Unless otherwise defined, the technical terms used herein have the same meaning as commonly understood by one of ordinary skill in the art to which the present subject matter belongs. As used in this specification and the appended claims, the singular forms “a,” “an,” and “the” include plural references unless the context clearly dictates otherwise. Any reference to “or” herein is intended to encompass “and/or” unless otherwise stated.
A number of implementations have been described. Nevertheless, it will be understood that various modifications may be made without departing from the spirit and scope of the disclosed implementations. While preferred implementations of the present disclosure have been shown and described herein, it will be obvious to those skilled in the art that such implementations are provided by way of example only. Numerous variations, changes, and substitutions will now occur to those skilled in the art without departing from the described system. It should be understood that various alternatives to the implementations described herein may be employed in practicing the described system.

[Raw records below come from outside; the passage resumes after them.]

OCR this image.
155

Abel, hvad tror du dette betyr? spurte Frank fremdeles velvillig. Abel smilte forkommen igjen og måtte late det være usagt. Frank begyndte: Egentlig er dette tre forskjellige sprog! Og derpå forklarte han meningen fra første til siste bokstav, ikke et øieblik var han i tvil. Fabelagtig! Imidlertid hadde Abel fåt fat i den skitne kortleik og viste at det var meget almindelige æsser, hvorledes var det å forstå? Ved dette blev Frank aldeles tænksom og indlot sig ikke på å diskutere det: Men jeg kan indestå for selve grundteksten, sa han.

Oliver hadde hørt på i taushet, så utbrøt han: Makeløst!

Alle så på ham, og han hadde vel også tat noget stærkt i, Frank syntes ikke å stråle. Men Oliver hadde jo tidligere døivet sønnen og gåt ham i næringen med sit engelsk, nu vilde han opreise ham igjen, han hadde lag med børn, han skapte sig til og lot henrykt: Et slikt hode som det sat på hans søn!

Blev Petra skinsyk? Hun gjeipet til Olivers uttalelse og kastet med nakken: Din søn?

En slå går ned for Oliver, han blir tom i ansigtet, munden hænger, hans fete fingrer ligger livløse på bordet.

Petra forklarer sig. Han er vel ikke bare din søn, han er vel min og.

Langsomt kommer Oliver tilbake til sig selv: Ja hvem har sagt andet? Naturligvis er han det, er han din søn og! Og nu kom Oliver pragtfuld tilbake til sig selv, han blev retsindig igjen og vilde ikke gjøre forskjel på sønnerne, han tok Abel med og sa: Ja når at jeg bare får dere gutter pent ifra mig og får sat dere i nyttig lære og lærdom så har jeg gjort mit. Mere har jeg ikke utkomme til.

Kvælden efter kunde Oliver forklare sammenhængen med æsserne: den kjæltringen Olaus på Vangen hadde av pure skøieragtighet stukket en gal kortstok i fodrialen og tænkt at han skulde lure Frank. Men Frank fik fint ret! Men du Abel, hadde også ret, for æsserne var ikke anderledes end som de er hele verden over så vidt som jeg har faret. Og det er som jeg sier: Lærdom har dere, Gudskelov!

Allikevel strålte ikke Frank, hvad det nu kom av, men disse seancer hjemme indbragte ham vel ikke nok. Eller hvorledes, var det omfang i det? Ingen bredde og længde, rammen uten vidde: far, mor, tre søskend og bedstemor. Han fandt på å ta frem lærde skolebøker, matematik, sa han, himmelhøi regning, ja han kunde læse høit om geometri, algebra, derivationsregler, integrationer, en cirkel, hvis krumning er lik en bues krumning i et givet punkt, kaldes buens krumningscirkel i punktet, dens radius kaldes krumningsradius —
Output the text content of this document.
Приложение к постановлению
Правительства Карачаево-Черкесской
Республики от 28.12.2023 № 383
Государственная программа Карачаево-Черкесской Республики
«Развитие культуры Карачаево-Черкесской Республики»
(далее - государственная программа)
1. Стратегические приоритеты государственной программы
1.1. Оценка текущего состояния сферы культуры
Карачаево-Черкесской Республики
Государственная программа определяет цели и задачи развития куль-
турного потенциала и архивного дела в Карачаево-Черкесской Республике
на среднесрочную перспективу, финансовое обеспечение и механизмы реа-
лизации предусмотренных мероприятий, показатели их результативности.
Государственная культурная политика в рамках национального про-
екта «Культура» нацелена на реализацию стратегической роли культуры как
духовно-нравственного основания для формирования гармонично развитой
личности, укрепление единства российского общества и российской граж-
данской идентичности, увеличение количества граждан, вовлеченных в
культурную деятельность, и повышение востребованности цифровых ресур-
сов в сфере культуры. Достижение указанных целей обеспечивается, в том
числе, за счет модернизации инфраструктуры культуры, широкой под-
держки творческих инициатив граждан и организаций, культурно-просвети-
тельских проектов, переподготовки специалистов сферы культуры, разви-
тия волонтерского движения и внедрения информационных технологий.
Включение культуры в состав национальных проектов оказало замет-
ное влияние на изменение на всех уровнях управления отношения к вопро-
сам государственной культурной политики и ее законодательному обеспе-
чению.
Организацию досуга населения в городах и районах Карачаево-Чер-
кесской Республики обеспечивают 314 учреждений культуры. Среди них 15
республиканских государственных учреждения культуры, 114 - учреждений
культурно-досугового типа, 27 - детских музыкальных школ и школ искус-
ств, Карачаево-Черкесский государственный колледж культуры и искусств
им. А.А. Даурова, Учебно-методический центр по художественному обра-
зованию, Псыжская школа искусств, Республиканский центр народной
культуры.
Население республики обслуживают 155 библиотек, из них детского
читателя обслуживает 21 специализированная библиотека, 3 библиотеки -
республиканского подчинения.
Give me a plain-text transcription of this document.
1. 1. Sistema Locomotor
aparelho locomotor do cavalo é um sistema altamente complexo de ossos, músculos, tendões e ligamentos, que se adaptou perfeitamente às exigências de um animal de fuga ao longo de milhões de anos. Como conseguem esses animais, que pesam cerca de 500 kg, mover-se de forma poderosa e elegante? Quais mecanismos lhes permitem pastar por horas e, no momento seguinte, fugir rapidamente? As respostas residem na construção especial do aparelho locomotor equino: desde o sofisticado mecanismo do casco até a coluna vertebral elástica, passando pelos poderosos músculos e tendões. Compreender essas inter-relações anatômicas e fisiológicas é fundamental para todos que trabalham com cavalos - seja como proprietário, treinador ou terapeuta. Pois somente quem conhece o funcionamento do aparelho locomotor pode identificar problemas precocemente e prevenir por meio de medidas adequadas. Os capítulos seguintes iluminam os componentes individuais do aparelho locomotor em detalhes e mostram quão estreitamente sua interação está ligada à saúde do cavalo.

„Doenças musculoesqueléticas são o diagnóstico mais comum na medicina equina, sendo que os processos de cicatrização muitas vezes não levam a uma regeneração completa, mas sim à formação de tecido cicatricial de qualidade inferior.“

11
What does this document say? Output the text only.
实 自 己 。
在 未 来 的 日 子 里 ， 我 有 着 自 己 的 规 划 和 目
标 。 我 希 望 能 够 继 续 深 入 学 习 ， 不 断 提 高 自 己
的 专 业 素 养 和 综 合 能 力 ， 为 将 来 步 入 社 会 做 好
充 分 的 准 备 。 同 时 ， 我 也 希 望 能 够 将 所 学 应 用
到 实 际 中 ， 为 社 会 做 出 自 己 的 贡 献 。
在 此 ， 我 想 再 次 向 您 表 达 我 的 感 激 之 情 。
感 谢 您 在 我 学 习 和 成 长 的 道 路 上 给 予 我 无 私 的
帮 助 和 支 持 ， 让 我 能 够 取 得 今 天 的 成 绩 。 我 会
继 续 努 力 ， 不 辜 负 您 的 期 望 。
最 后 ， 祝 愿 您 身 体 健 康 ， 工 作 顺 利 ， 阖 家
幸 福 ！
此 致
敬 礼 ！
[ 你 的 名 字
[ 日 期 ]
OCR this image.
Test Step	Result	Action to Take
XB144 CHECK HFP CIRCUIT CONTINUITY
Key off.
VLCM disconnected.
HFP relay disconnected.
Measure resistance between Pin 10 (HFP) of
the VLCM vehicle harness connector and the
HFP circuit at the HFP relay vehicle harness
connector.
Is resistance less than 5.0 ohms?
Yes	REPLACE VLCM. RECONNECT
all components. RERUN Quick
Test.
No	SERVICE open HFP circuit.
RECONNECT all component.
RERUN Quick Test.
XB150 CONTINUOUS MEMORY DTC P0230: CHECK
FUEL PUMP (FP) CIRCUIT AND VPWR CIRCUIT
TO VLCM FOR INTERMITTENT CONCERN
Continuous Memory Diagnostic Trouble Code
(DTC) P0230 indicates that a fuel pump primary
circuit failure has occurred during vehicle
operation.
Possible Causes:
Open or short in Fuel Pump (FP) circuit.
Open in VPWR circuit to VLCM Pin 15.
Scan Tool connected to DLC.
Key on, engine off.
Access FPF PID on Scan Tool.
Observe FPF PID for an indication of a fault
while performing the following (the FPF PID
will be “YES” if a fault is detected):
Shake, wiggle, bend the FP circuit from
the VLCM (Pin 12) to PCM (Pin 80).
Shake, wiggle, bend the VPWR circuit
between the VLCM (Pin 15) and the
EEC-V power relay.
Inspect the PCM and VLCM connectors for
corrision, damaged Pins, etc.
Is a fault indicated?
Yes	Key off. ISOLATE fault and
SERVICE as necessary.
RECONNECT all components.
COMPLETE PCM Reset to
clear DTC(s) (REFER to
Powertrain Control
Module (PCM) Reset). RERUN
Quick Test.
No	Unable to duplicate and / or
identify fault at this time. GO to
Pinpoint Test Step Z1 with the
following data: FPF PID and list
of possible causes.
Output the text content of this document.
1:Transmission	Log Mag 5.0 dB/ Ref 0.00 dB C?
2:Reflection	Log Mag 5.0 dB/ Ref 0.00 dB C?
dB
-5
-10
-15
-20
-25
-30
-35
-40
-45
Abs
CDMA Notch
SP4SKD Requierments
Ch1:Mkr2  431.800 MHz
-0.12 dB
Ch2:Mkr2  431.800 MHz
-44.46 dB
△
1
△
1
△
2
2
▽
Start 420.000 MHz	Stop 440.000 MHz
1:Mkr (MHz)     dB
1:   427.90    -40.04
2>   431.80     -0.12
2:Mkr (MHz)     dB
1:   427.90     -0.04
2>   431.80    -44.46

Moreover, the separation or integration of various system modules and components in the implementations described earlier should not be understood as requiring such separation or integration in all implementations, and it should be understood that the described components and systems can generally be integrated together in a single product or packaged into multiple products. Accordingly, the earlier description of example implementations does not define or constrain this disclosure. Other changes, substitutions, and alterations are also possible without departing from the spirit and scope of this disclosure.